Thin-skinned, finicky and temperamental, Pinot Noir is also one of the most rewarding grapes to grow and remains a labor of love for some of the greatest vignerons in Burgundy. Fairly adaptable but highly reflective of the environment in which it is grown, Pinot Noir prefers a cool climate and requires low yields to achieve high quality. Outside of France, outstanding examples come from in Oregon, California and throughout specific locations in wine-producing world. Somm Secret—André Tchelistcheff, California’s most influential post-Prohibition winemaker decidedly stayed away from the grape, claiming “God made Cabernet. The Devil made Pinot Noir.”

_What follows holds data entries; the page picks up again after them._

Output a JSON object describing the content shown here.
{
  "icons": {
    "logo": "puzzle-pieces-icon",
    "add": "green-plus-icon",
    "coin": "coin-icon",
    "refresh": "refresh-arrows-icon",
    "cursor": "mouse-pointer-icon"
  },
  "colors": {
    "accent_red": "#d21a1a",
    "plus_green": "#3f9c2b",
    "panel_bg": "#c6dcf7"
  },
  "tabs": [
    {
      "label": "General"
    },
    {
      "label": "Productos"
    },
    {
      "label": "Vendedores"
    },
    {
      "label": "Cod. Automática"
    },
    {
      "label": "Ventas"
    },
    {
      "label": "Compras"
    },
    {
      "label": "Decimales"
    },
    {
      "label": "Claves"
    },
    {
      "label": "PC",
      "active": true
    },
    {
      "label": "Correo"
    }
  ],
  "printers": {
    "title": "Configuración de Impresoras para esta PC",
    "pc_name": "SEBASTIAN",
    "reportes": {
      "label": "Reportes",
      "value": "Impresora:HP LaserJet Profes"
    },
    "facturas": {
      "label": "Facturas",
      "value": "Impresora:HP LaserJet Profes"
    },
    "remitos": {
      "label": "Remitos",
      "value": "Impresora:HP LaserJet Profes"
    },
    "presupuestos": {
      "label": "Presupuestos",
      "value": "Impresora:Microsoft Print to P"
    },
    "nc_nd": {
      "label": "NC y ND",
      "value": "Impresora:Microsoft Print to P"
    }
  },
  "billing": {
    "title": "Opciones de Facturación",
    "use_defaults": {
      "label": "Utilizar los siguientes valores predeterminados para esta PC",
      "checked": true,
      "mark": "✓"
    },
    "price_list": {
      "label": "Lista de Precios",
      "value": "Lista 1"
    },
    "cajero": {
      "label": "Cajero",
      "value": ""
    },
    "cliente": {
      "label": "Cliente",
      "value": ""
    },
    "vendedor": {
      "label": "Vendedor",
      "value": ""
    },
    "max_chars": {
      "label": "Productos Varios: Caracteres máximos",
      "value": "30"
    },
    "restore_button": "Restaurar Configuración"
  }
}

Yamhill-Carlton, characterized by pastoral, rolling hills composed of shallow, quick-draining, ancient marine soil, is ideal for Pinot noir and other cool-climate-loving varieties. It is in the rain shadow of the Coast Range to its west, whose highest point climbs to an altitude of 3,500 feet. Yamhill-Carlton is actually surrounded by mountains on three sides: Chehalem Mountains to the north, the Dundee Hills to the east and the western Coast Range to its west, which, when it lets Pacific air through, serves to cool the region.
Vineyards grow on the ridges surrounding the two small communities of Yamhill and Carlton and cover about 1,200 acres of this 60,000 acre region, which roughly makes a horse-shoe shape on a map.